It's hard to analyze exactly how bad or unfair this is. Either party, when it controls redistricting, takes advantage, and Democrats have the special problem that is referred to in the article as "“unintentional gerrymandering": "the natural geographic patterns that lead many Democrats to choose to live in dense, urban areas with very high concentrations of Democrats, effectively packing themselves into fewer districts." (Strangely worded, no?)
It's not hard to see that Democrats' majority in Wisconsin is caused by a concentration of Democrats in Milwaukee and Madison, and the representatives from these districts can lean way left without risking defeat in the next election. Is it necessarily evidence of a problem that elsewhere in the state, the elections are closer and Republicans can win?
In states where Republicans controlled the [redistricting] process, [a study] found, their candidates won roughly 53 percent of the vote — and 72 percent of the seats. And in the states where Democrats controlled the process, their candidates won about 56 percent of the vote and 71 percent of the seats.That doesn't mean the Republicans are more advantage-taking than Democrats, though, because of the way the population is dispersed.

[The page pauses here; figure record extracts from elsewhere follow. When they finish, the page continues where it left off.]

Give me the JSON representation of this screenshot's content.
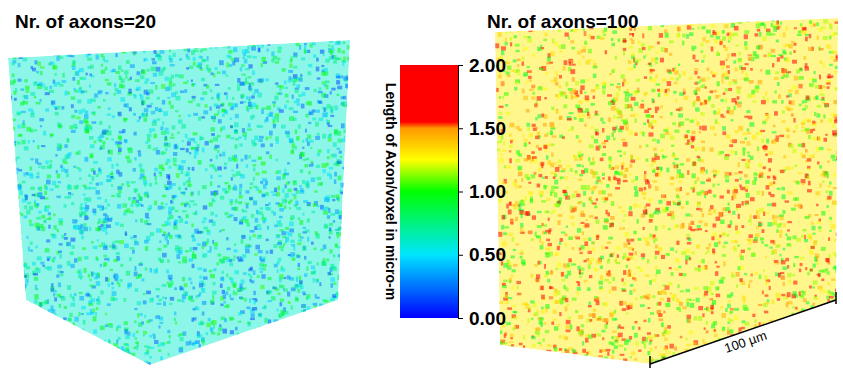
{
  "chart_data": {
    "type": "volume",
    "panels": [
      {
        "title": "Nr. of axons=20",
        "mean_value": 0.6
      },
      {
        "title": "Nr. of axons=100",
        "mean_value": 1.3
      }
    ],
    "colorbar": {
      "label": "Length of Axon/voxel in micro-m",
      "range": [
        0,
        2
      ],
      "ticks": [
        {
          "value": 0,
          "label": "0.00"
        },
        {
          "value": 0.5,
          "label": "0.50"
        },
        {
          "value": 1,
          "label": "1.00"
        },
        {
          "value": 1.5,
          "label": "1.50"
        },
        {
          "value": 2,
          "label": "2.00"
        }
      ]
    },
    "scale_bar": {
      "label": "100 µm",
      "length": 100
    }
  }
}
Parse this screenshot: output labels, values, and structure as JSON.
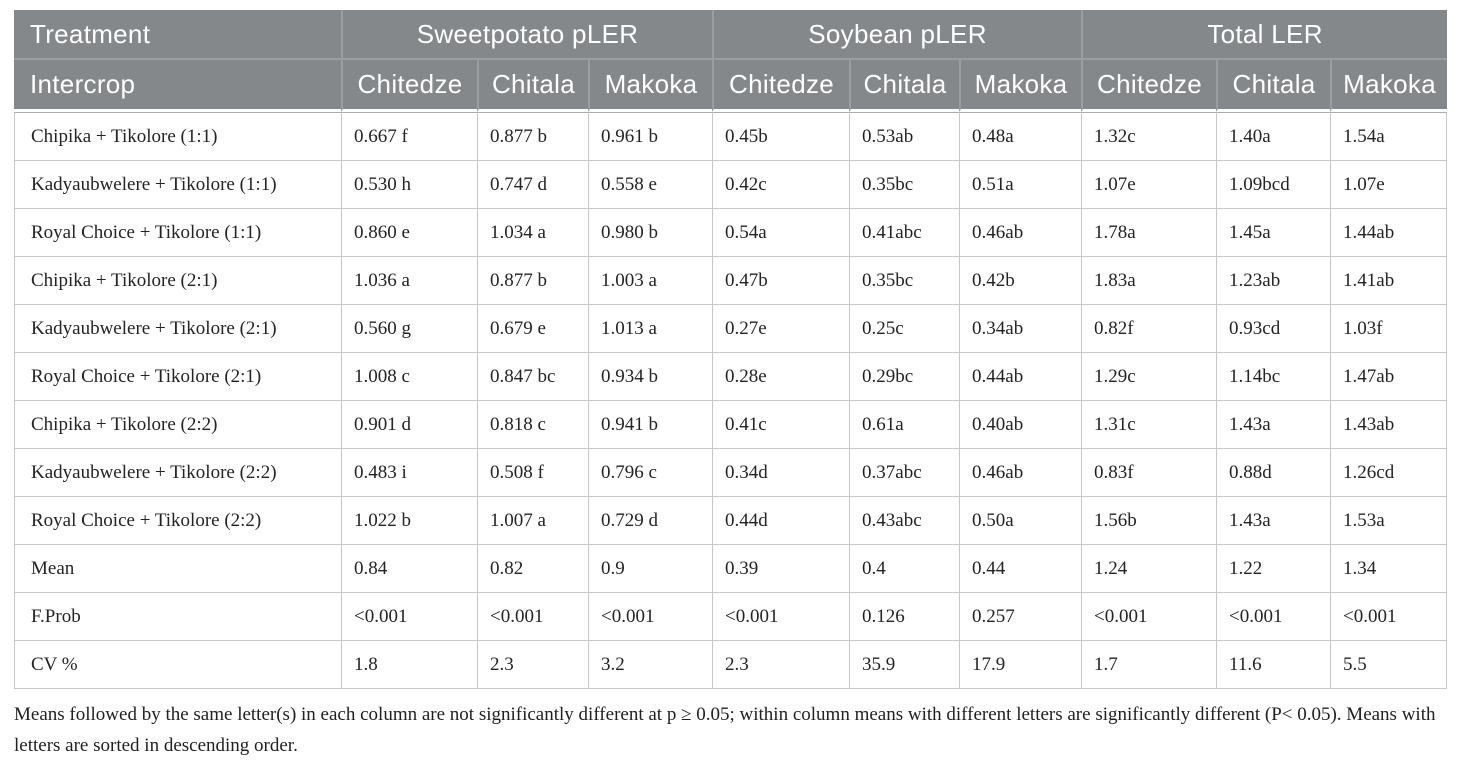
{
  "table": {
    "header": {
      "treatment": "Treatment",
      "intercrop": "Intercrop",
      "groups": [
        {
          "label": "Sweetpotato pLER",
          "sites": [
            "Chitedze",
            "Chitala",
            "Makoka"
          ]
        },
        {
          "label": "Soybean pLER",
          "sites": [
            "Chitedze",
            "Chitala",
            "Makoka"
          ]
        },
        {
          "label": "Total LER",
          "sites": [
            "Chitedze",
            "Chitala",
            "Makoka"
          ]
        }
      ]
    },
    "rows": [
      {
        "label": "Chipika + Tikolore (1:1)",
        "values": [
          "0.667 f",
          "0.877 b",
          "0.961 b",
          "0.45b",
          "0.53ab",
          "0.48a",
          "1.32c",
          "1.40a",
          "1.54a"
        ]
      },
      {
        "label": "Kadyaubwelere + Tikolore (1:1)",
        "values": [
          "0.530 h",
          "0.747 d",
          "0.558 e",
          "0.42c",
          "0.35bc",
          "0.51a",
          "1.07e",
          "1.09bcd",
          "1.07e"
        ]
      },
      {
        "label": "Royal Choice + Tikolore (1:1)",
        "values": [
          "0.860 e",
          "1.034 a",
          "0.980 b",
          "0.54a",
          "0.41abc",
          "0.46ab",
          "1.78a",
          "1.45a",
          "1.44ab"
        ]
      },
      {
        "label": "Chipika + Tikolore (2:1)",
        "values": [
          "1.036 a",
          "0.877 b",
          "1.003 a",
          "0.47b",
          "0.35bc",
          "0.42b",
          "1.83a",
          "1.23ab",
          "1.41ab"
        ]
      },
      {
        "label": "Kadyaubwelere + Tikolore (2:1)",
        "values": [
          "0.560 g",
          "0.679 e",
          "1.013 a",
          "0.27e",
          "0.25c",
          "0.34ab",
          "0.82f",
          "0.93cd",
          "1.03f"
        ]
      },
      {
        "label": "Royal Choice + Tikolore (2:1)",
        "values": [
          "1.008 c",
          "0.847 bc",
          "0.934 b",
          "0.28e",
          "0.29bc",
          "0.44ab",
          "1.29c",
          "1.14bc",
          "1.47ab"
        ]
      },
      {
        "label": "Chipika + Tikolore (2:2)",
        "values": [
          "0.901 d",
          "0.818 c",
          "0.941 b",
          "0.41c",
          "0.61a",
          "0.40ab",
          "1.31c",
          "1.43a",
          "1.43ab"
        ]
      },
      {
        "label": "Kadyaubwelere + Tikolore (2:2)",
        "values": [
          "0.483 i",
          "0.508 f",
          "0.796 c",
          "0.34d",
          "0.37abc",
          "0.46ab",
          "0.83f",
          "0.88d",
          "1.26cd"
        ]
      },
      {
        "label": "Royal Choice + Tikolore (2:2)",
        "values": [
          "1.022 b",
          "1.007 a",
          "0.729 d",
          "0.44d",
          "0.43abc",
          "0.50a",
          "1.56b",
          "1.43a",
          "1.53a"
        ]
      },
      {
        "label": "Mean",
        "values": [
          "0.84",
          "0.82",
          "0.9",
          "0.39",
          "0.4",
          "0.44",
          "1.24",
          "1.22",
          "1.34"
        ]
      },
      {
        "label": "F.Prob",
        "values": [
          "<0.001",
          "<0.001",
          "<0.001",
          "<0.001",
          "0.126",
          "0.257",
          "<0.001",
          "<0.001",
          "<0.001"
        ]
      },
      {
        "label": "CV %",
        "values": [
          "1.8",
          "2.3",
          "3.2",
          "2.3",
          "35.9",
          "17.9",
          "1.7",
          "11.6",
          "5.5"
        ]
      }
    ],
    "footnote": "Means followed by the same letter(s) in each column are not significantly different at p ≥ 0.05; within column means with different letters are significantly different (P< 0.05). Means with letters are sorted in descending order.",
    "colors": {
      "header_bg": "#85888b",
      "header_text": "#ffffff",
      "header_divider": "#9b9ea0",
      "grid_line": "#c6c7c9",
      "body_text": "#232323"
    }
  }
}
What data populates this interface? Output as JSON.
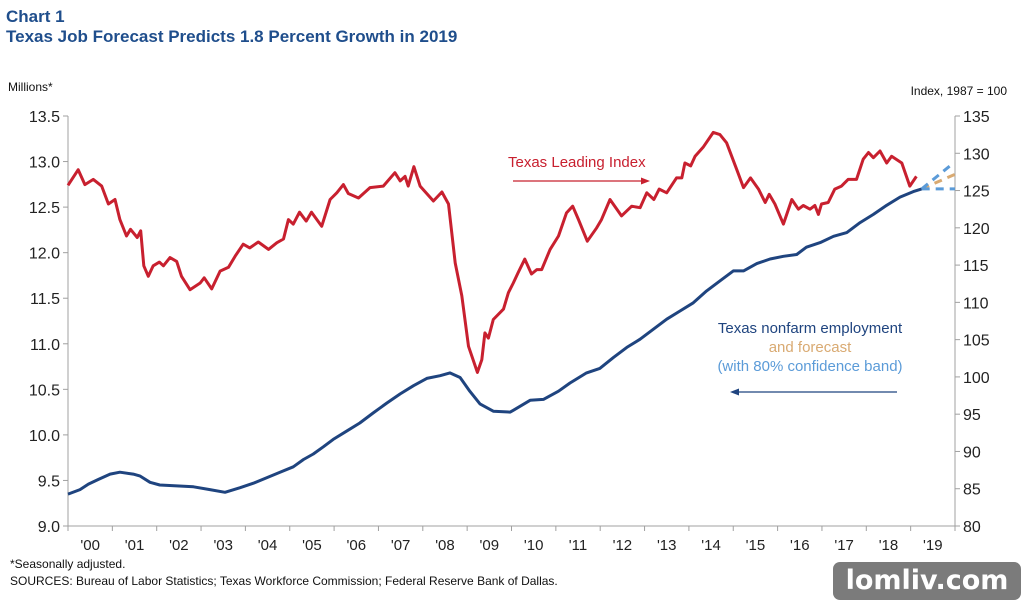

An analysis by The New York Times of states where courts, commissions or divided governments drew the maps found a much smaller disparity between the share of the popular vote and the number of seats won in Congress. In those states, the analysis found, Democrats won slightly more than half the vote and 56 percent of the seats, while Republicans won 46 percent of the vote and 44 percent of the seats.Isn't this because the Democrats, when they control, choose not to cut up those urban districts? And which states ended up in that comparison group and why? I'd like to know more detail. Why is there no more detail? Articles like this clearly serve the political purposes of the Democratic party, stoking the belief that the Democrats really deserve much more power than is reflected in actual legislatures.